I would be really wary of trying to prove that the bit twiddling hack performs worse when you are using inputs that remain constant over the repetitions that your are timing. You need to realize the power of a quickly saturating local branch predictor in these tests. On a superscalar out-of-order architecture such as that of the i7 you are using, the price of branch mis-predicts can be huge. You should try this experiment again using a randomized input on each iteration of the loops you are exercising.
- #12 by jackson on April 7th, 2013 · Reply
  
  Good point about branch prediction. I’d like to use more varied inputs, but it’s difficult in a test like this. The cost of a Math.random call (or equivalent) would be quite large compared to the actual work being tested. For example, if the Math.random call takes 100 nanoseconds, the bit twiddling hack takes 50 nanoseconds, and the normal version takes 75 nanoseconds, you get results of 150 and 175. The relative order is preserved but the difference looks much smaller than it actually is. I’ve tried to measure the Math.random call by itself and subtract it out in the past, but that usually has very poor results with regards to consistency. There are a lot of negative values that come up when using such a technique and I generally don’t think the technique yields high-quality result sets.
  
  I am totally open to suggestions though. Please let me know if you’ve got a good way to add some variation to the test inputs without skewing the results. I would happily incorporate such a technique into my testing approach.
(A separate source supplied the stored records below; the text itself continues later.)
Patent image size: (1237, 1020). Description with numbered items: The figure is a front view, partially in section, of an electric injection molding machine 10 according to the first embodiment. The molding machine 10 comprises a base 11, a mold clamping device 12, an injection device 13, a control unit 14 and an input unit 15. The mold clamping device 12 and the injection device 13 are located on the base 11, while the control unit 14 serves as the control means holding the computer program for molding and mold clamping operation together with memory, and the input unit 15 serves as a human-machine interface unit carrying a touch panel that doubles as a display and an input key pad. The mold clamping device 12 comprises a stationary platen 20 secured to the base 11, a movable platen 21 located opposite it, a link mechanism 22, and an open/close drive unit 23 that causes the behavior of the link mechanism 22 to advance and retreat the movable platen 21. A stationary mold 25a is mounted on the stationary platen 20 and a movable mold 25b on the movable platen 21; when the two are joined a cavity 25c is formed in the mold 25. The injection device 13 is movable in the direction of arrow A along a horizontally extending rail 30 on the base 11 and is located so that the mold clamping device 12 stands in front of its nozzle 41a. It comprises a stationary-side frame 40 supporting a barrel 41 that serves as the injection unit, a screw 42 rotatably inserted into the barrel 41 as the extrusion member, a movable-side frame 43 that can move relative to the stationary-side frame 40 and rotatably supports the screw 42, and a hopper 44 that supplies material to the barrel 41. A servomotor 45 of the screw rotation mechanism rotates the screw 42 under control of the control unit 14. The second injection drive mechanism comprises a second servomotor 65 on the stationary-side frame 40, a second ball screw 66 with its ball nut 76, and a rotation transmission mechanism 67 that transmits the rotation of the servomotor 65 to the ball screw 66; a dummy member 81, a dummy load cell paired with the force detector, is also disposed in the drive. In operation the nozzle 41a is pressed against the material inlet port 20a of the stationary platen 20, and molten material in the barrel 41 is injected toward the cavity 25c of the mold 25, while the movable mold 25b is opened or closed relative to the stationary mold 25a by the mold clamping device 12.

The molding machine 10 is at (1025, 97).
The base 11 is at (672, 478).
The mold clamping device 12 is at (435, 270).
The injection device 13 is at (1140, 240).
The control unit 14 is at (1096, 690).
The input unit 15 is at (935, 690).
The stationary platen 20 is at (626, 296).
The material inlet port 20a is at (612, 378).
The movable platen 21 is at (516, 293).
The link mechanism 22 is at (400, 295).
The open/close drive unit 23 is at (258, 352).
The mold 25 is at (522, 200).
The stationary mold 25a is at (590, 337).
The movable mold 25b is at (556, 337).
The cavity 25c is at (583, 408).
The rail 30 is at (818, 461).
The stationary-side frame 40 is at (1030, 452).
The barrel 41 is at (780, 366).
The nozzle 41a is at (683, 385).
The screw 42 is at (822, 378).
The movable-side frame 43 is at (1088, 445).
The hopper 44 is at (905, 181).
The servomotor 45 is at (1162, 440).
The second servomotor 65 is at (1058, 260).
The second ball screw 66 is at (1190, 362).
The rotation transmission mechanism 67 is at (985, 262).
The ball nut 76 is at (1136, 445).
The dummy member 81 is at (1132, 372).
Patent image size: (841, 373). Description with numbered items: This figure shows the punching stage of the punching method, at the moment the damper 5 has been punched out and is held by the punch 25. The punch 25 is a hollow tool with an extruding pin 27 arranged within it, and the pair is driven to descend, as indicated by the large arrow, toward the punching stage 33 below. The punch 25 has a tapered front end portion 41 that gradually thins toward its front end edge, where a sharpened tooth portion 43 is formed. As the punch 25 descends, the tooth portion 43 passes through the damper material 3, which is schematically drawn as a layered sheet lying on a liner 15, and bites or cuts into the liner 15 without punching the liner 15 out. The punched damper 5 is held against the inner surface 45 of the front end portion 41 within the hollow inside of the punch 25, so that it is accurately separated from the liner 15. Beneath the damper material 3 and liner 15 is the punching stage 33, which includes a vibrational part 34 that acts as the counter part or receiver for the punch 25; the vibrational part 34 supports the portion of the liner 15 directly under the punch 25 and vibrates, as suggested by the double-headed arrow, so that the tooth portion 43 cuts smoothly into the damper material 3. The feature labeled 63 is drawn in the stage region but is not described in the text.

  - #13 by crussell on April 8th, 2013 · Reply
    
    A solution might be to populate a large array up front with the random values. Try to make it not too large so that the majority of it stays in the cache. Since there is really no global correlation with the branches you are testing, all you need to do is make sure that the randomization array is large enough to negate any pattern correlation with the local prediction. I would start with an array of size 2^10 or so and make your REPS a multiple of that. Just index your array as rand_array[i & 0x3FF]. Hopefully this will get rid of a lot of the overhead of calling Math.random directly during the timing portion of your code.
    - #14 by jackson on April 9th, 2013 · Reply
      
      That’s a good idea for reducing the amount of randomizing per loop. Unfortunately, even just a Vector indexing takes quite a while. I added a fake test that just indexes BitsSetTable256 and it takes about 220 milliseconds on the same test. That result is actually larger than half the results in the test, so the level of skewing would be quite extreme were I to add a Vector index to each test: results would approximately double and hide lots of details as described above. Your idea is sound, but I’m still looking for a way to implement it without skewing results. If you (or anyone!) have any more ideas, I’m all ears.